By six o’clock we were off, with Chang-ho leading as we simul-climbed 25 meters apart. The dawn was bright, but no sunlight reached us yet, and it was extremely cold. For about 30 minutes I felt a nasty freezing pain in my left hand, and I put on a heavier glove only for that hand. I could hear Chang-ho’s heavy breathing just ahead. From the ridge stretching up to the summit we could look past Himlung Himal to Ratna Chuli (7,128m) and other Himalayan peaks spread out to the north. Wind blew down the mountain into our faces. Just one pitch before the summit, we drank some warm water and divided another chocolate bar to eat.

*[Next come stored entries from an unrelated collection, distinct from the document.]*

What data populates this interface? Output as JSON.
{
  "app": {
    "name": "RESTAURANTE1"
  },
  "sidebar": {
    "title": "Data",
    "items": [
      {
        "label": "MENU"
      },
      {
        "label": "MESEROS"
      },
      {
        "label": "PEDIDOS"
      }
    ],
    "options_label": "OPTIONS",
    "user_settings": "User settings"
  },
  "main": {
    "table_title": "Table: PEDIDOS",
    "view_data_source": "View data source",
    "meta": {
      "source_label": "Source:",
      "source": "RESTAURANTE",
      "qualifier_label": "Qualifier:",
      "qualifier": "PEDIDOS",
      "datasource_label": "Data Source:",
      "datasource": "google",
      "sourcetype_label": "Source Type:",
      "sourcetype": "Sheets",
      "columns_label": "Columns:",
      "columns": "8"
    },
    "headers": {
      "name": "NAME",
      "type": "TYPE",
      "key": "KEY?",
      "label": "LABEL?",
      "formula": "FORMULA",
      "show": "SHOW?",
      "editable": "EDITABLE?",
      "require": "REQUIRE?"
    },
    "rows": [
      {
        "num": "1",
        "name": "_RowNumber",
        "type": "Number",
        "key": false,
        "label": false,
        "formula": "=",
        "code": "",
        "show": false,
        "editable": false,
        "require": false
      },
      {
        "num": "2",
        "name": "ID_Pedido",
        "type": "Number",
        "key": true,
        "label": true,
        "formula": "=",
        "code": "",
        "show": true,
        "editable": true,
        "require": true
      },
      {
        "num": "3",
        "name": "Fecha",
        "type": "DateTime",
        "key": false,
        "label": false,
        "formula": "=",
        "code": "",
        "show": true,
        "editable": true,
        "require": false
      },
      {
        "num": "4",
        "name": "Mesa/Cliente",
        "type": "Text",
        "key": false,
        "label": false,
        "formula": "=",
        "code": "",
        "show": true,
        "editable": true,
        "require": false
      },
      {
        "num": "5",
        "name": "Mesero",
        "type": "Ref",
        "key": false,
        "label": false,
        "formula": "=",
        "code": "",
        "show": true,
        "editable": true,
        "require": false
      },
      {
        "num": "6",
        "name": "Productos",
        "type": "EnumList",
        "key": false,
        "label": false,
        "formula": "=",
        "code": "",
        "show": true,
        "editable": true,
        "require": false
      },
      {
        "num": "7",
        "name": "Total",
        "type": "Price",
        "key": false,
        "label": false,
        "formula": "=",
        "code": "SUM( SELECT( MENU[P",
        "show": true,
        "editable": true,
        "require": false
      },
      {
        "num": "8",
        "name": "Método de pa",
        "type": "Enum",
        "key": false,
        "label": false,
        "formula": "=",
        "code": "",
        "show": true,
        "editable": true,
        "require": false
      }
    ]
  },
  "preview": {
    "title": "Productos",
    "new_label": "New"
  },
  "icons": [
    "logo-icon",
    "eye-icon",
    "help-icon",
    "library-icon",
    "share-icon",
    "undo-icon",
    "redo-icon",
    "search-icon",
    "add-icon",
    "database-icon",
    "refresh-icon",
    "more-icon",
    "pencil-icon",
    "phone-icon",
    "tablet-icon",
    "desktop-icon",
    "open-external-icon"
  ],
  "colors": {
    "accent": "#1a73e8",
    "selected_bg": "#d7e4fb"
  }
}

Chang-ho handed the lead to me and prepared for the final belay. I postholed up to the summit, taking huge breaths, and finally straddled the knife-ridge top at 9:05 a.m. I hammered my axe into the summit snow and belayed Chang-ho up, and we cheered and embraced like little kids.

Summary

First ascent of Himjung (7,092m) by Ahn Chi-young and Kim Chang-ho (South Korea) via the southwest face, October 11-13, 2012. The difficulties were rated 5.10+ WI4 M6. They descended by the same route.

About the Climbers

Ahn Chi-young began his Himalayan climbing with the first ascent of the southwest face of Lobuje West (6,145m) in Nepal in 2005. A climbing instructor and guide, he has since joined many expeditions. Earlier in 2012 he climbed a new route on Teke-Tor in Kyrgyzstan with members of the Corean Alpine Club. Kim Chang-ho has climbed new routes in the Hindu Kush, Karakoram, and Himalaya, and has summited 13 of the 8,000-meter peaks without the aid of oxygen. He is the director of the Korean Student Alpine Federation and Seoul City University Alpine Club. For their first ascent of Himjung, Ahn and Kim received the seventh annual Asian Piolet d’Or.

Translated from Korean by Peter Jensen-Choi.